Il 28
gennaio scorso si è svolto a Milano un incontro, presso l'Urban
Center, in cui si è discusso ancora del problema del
sovraffollamento delle carceri italiane e, in particolare della
situazione dei detenuti negli istituti penitenziari della Lombardia.
“Siamo
una Regione molto particolare dal punto di vista carcerario” ha
affermato Valeria Verdolini, presidente lombardo dell'Associazione
Antigone “ con ben 19 diversi istituti detentivi. Un fenomeno di
grandi dimensioni, quindi, ma al quale è possibile approcciarsi in
maniera costruttiva grazie alla rete esistente a livello locale e che
unisce le strutture di volontariato, le associazioni, le
istituzioni”.
Antigone
monitora periodicamente le carceri e racconta ciò che vede. Nel IX e
ultimo rapporto dell'associazione sulle condizioni di detenzione,
intitolato “Senza dignità”, i dati riferiscono che le regioni
italiane più affollate sono la Liguria, la Puglia e il Veneto; al 31
ottobre 2012 i 66.685 detenuti sono in maggioranza uomini e italiani;
le donne rappresentano il 4,2% della popolazione carceraria e il
35,6% è rappresentato dagli stranieri. Le nazionalità più presenti
sono quella marocchina, romena, tunisina, albanese e nigeriana. Nel
report si ricorda che: “Con una sentenza del 28 aprile 2011 la
Corte di Giustizia Europea ha dichiarato incompatibile con la
Direttiva rimpatri l'articolo 14, commi 5 ter e 5 quater, del Decreto
Legislativo n. 286/1998, che prevedeva la detenzione in caso di
mancata ottemperanza all'ordine del Questore di allontanarsi dal
territorio italiano. Dopo una iniziale incertezza, si è di fatto
proceduto per decreto legge alla modifica di questo reato, escludendo
il ricorso al carcere.
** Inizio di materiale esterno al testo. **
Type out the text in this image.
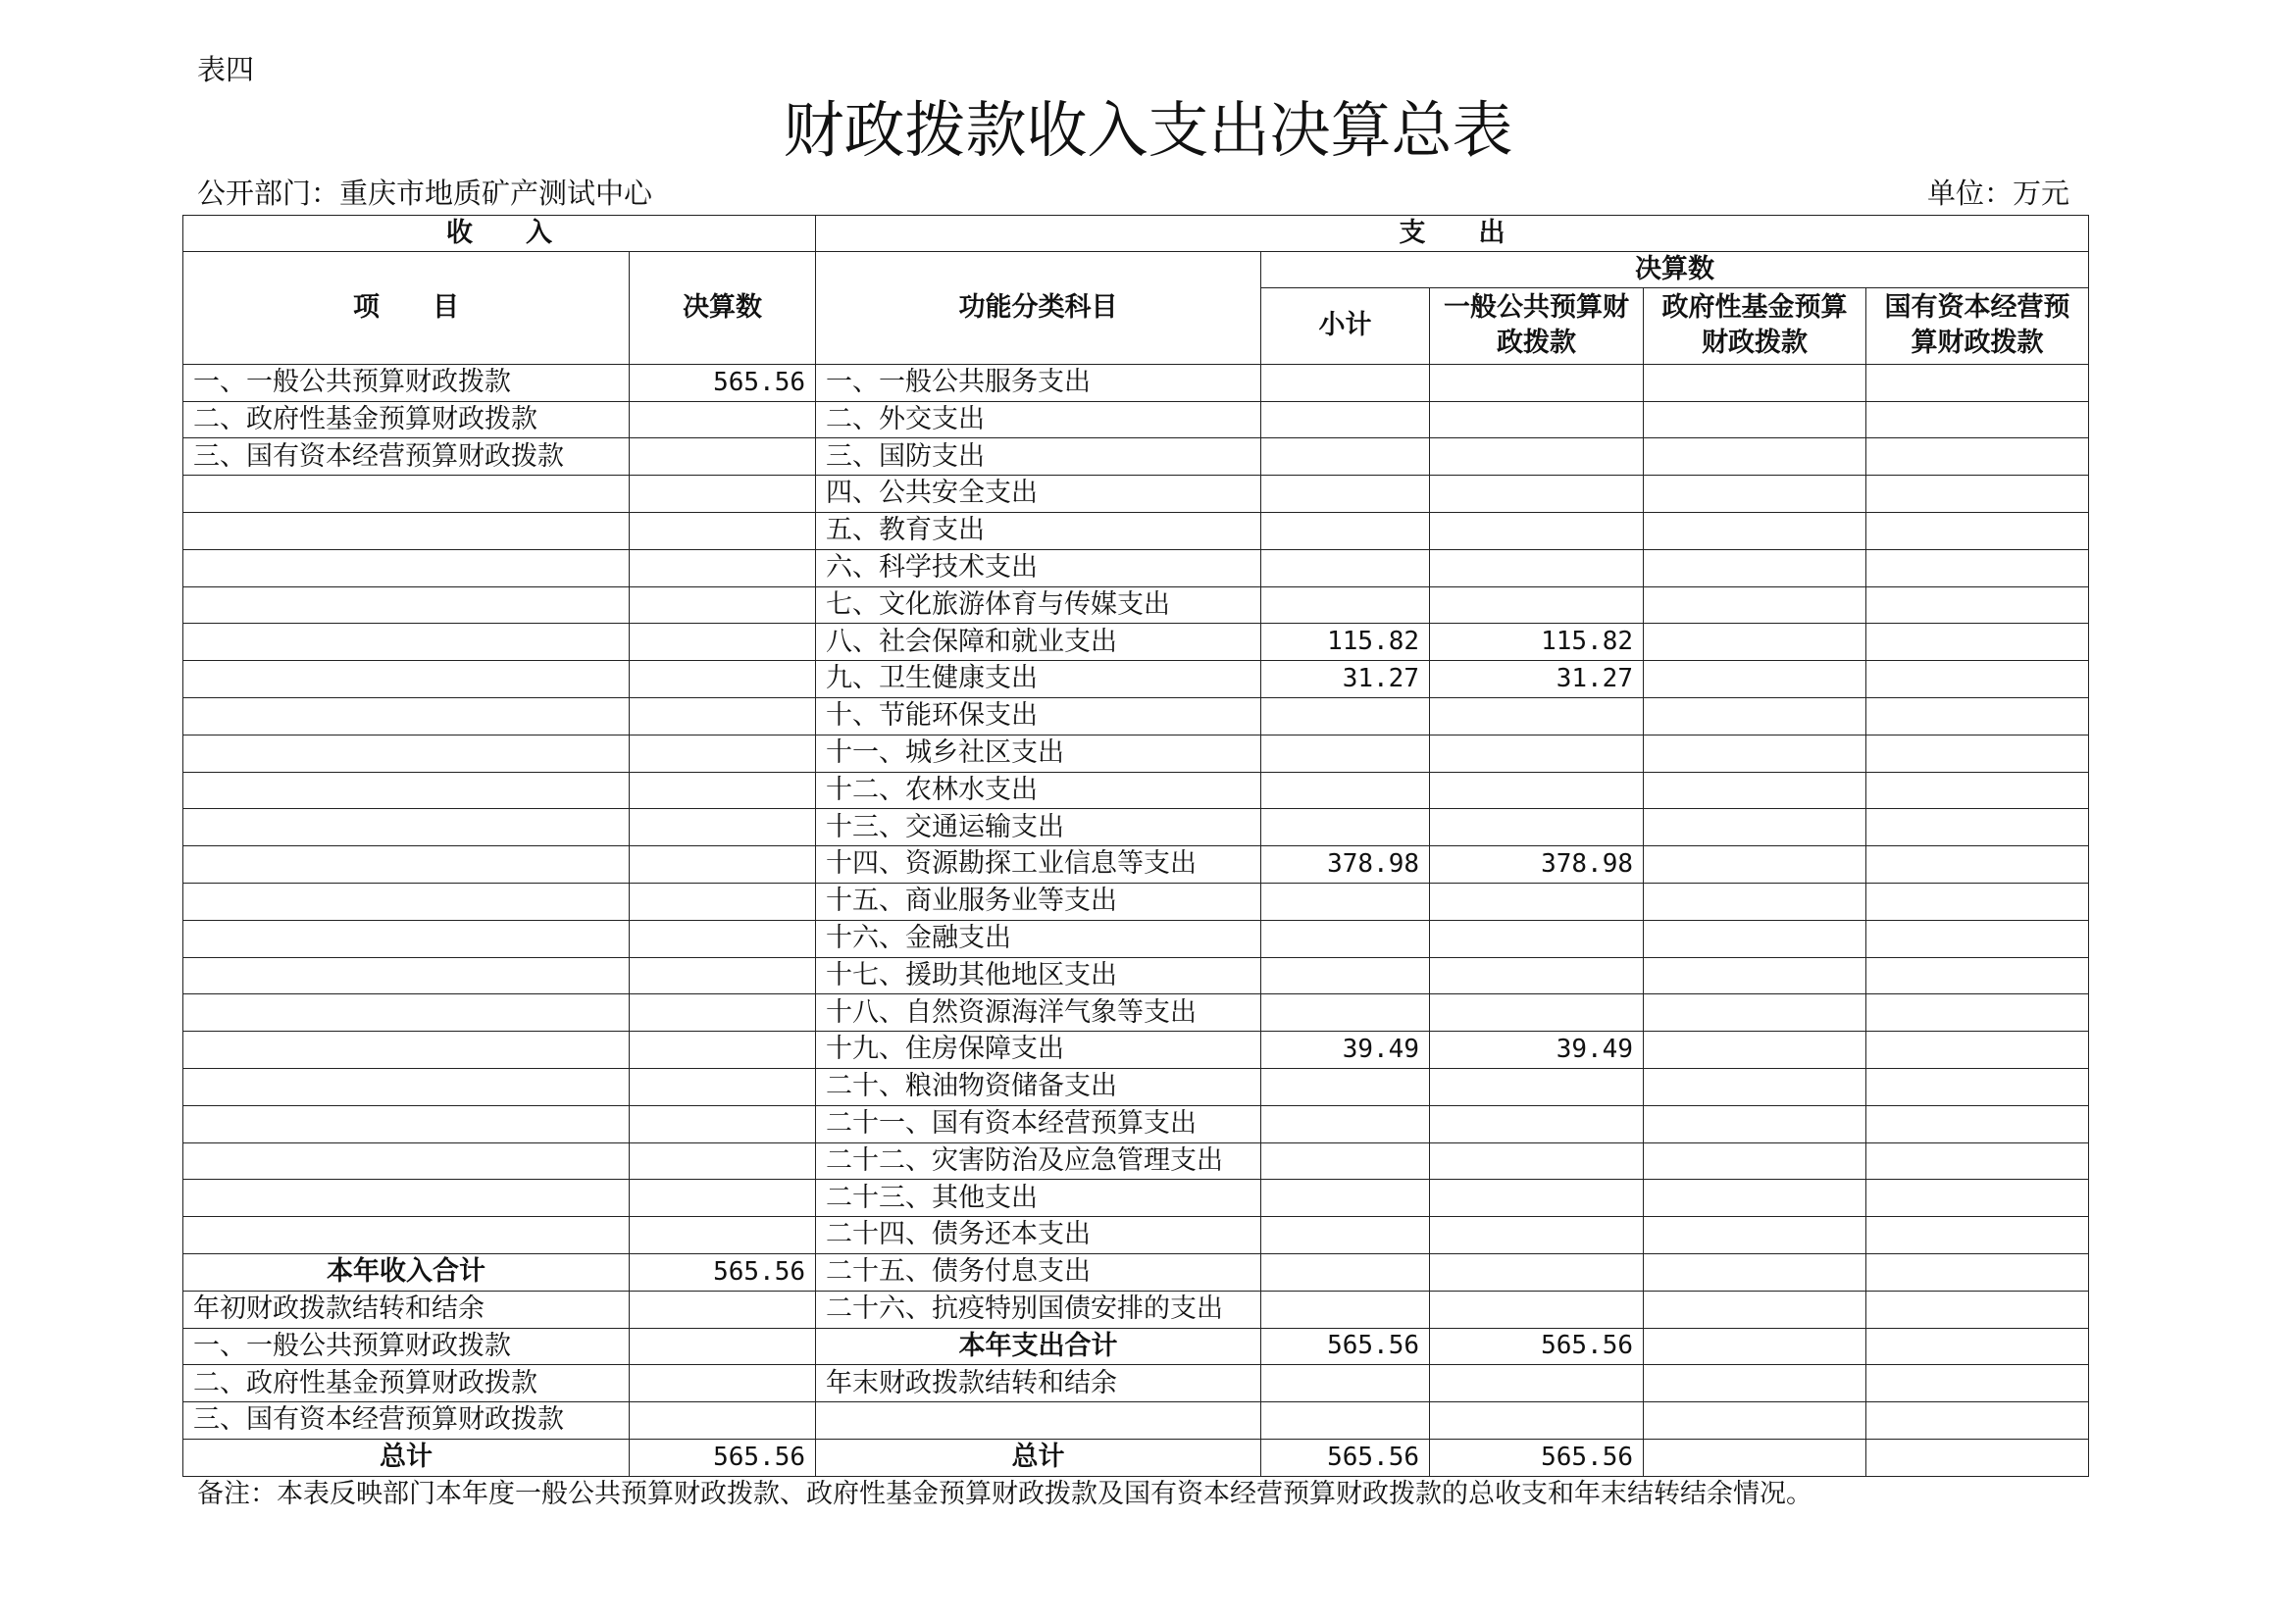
表四
财政拨款收入支出决算总表
公开部门：重庆市地质矿产测试中心	单位：万元
收　　入		支　　出				
项　　目	决算数	功能分类科目	决算数			
			小计	一般公共预算财政拨款	政府性基金预算财政拨款	国有资本经营预算财政拨款
一、一般公共预算财政拨款	565.56	一、一般公共服务支出				
二、政府性基金预算财政拨款		二、外交支出				
三、国有资本经营预算财政拨款		三、国防支出				
		四、公共安全支出				
		五、教育支出				
		六、科学技术支出				
		七、文化旅游体育与传媒支出				
		八、社会保障和就业支出	115.82	115.82		
		九、卫生健康支出	31.27	31.27		
		十、节能环保支出				
		十一、城乡社区支出				
		十二、农林水支出				
		十三、交通运输支出				
		十四、资源勘探工业信息等支出	378.98	378.98		
		十五、商业服务业等支出				
		十六、金融支出				
		十七、援助其他地区支出				
		十八、自然资源海洋气象等支出				
		十九、住房保障支出	39.49	39.49		
		二十、粮油物资储备支出				
		二十一、国有资本经营预算支出				
		二十二、灾害防治及应急管理支出				
		二十三、其他支出				
		二十四、债务还本支出				
本年收入合计	565.56	二十五、债务付息支出				
年初财政拨款结转和结余		二十六、抗疫特别国债安排的支出				
一、一般公共预算财政拨款		本年支出合计	565.56	565.56		
二、政府性基金预算财政拨款		年末财政拨款结转和结余				
三、国有资本经营预算财政拨款						
总计	565.56	总计	565.56	565.56		
备注：本表反映部门本年度一般公共预算财政拨款、政府性基金预算财政拨款及国有资本经营预算财政拨款的总收支和年末结转结余情况。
Ad oggi, però, la percentuale degli stranieri
tra i detenuti è scesa di poco rispetto al dicembre del 2010, quando
era del 36,7%”.
La
ricerca riporta un dato inquietante: quello relativo agli atti di
autolesionismo o ai tentati suicidi; a questo si aggiunge il fatto
che il 70% dei detenuti è malato e che le patologie più comuni sono
i disturbi psichici, le malattie dell'apparato digerente e le
malattie infettive e parassitarie.
Qualche
passo avanti è stato fatto, nella tutela dei diritti dei detenuti,
con il piano di riorganizzazione avviato a livello ministeriale che
ha ridotto il numero di ore che il detenuto deve trascorrere chiuso
in cella, a favore di una maggiore possibilità di movimento
all'interno della struttura: “Altre iniziative necessarie sono
quelle miranti ad ampliare l'offerta di attività formative e
ricreative” ha sostenuto Alessandra Naldi, Garante dei diritti dei
detenuti del Comune di Milano e ha aggiunto: “In questo Bollate è
diventata un vero e proprio modello per la sua capacità di sfruttare
le risorse del territorio; Opera, invece, deve ancora completare
questo processo di apertura verso l'esterno”. Diversa la situazione
a San Vittore perchè, ha sottolineato sempre il Garante, sono
evidenti i problemi igienici e “la popolazione presenta emergenze
di carattere sociale, con molti stranieri privi di permesso di
soggiorno e detenuti affetti da problemi di salute mentale e di
tossicodipendenza”.
Da
Milano a Roma: a Rebibbia Antigone, in due anni di attività, ha
effettuato 1.149 colloqui e, tra i diritti negati, quelli che più
pesano sulle condizioni dei detenuti riguardano la lontananza dai propri affetti e il diritto alla salute.
Infine,
un grande ostacolo al miglioramento delle condizioni di vita negli
istituti carcerari è costituito dalla mancanza di fondi: “
Assistiamo a un estremo impoverimento del sistema penitenziario”,
ha affermato Daniela Ronco, coordinatrice dell'Osservatorio Nazionale
sulle condizioni di detenzione di Antigone, "mancano i fondi per
qualunque tipo di attività all'interno del carcere, per il lavoro,
per lo studio e per tutti gli altri progetti che potrebbero rendere
meno afflittiva la vita nelle strutture detentive”.